Perform the forward pass for training and validation.

This method processes the input tensor through the encoder and returns the position-embedded output along with the output lengths and an optional mask.

• Parameters:
  • xs_pad – Input tensor of shape (B, L, D), where B is the batch size, L is the sequence length, and D is the feature dimension.
  • ilens – A tensor of shape (B) containing the lengths of each input sequence in the batch.
  • prev_states – (Optional) A tensor containing previous states. Not used in this implementation.
• Returns:
  • position embedded tensor of shape (B, L, D).
  • A tensor of output lengths of shape (B).
  • An optional mask tensor, currently set to None.
• Return type: A tuple containing

############# Examples

>>> model = ContextualBlockConformerEncoder(...)
>>> input_tensor = torch.randn(32, 100, 256)  # Batch of 32
>>> input_lengths = torch.tensor([100] * 32)  # All sequences of length 100
>>> output, output_lengths, _ = model.forward_train(input_tensor, input_lengths)

######## NOTE This method is specifically for training and validation purposes. It utilizes masking to ignore padded values in the input sequences.

• Raises:ValueError – If the input tensor dimensions are not as expected.

output_size

() → int

Return the output size of the Contextual Block Conformer Encoder.

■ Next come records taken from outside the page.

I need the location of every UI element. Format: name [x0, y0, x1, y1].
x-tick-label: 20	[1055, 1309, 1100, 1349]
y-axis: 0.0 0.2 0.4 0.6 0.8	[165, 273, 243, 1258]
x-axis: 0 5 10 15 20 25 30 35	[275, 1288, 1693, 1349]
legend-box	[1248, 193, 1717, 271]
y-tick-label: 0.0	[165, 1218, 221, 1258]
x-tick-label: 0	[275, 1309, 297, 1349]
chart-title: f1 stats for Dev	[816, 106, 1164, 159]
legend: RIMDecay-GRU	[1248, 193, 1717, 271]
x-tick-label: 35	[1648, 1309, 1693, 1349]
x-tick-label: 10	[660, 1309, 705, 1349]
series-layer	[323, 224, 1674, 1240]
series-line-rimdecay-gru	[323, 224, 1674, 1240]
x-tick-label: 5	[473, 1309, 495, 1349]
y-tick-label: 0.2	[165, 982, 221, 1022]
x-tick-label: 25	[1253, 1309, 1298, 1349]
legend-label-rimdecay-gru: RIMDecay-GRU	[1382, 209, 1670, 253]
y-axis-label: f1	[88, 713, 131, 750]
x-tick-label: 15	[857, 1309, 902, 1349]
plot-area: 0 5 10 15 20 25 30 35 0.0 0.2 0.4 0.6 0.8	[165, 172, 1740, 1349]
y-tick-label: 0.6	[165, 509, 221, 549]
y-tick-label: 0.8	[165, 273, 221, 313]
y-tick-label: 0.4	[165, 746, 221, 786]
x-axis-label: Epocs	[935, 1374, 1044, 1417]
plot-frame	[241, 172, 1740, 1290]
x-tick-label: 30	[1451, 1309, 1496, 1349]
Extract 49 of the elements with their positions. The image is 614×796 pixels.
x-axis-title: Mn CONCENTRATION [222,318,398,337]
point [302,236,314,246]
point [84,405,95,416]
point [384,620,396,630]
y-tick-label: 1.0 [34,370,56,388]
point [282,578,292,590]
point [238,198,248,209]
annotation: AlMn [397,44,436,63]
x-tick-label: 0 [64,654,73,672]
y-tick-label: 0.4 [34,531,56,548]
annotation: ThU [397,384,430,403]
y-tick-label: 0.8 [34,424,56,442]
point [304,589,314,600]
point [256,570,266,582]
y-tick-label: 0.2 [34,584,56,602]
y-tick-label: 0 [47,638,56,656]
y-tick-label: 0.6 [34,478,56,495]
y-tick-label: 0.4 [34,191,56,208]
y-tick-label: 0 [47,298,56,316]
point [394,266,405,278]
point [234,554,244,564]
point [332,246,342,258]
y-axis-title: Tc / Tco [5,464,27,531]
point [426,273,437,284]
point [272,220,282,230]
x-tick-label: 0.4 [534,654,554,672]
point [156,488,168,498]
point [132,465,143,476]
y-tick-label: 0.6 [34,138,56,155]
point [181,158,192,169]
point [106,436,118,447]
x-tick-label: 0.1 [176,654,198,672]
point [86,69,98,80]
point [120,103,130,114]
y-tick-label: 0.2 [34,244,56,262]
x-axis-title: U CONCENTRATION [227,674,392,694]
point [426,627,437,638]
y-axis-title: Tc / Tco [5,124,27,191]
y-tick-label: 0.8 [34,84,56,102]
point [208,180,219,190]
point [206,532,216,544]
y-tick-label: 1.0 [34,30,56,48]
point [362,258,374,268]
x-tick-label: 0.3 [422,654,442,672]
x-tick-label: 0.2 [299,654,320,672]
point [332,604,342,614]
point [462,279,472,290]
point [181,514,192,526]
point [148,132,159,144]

This method retrieves the dimensionality of the output tensor produced by the encoder. The output size is set during the initialization of the ContextualBlockConformerEncoder instance and is used in various parts of the model to ensure consistency in tensor shapes.

• Returns: The output size of the encoder.
• Return type: int

############# Examples

>>> encoder = ContextualBlockConformerEncoder(input_size=128)
>>> encoder.output_size()
256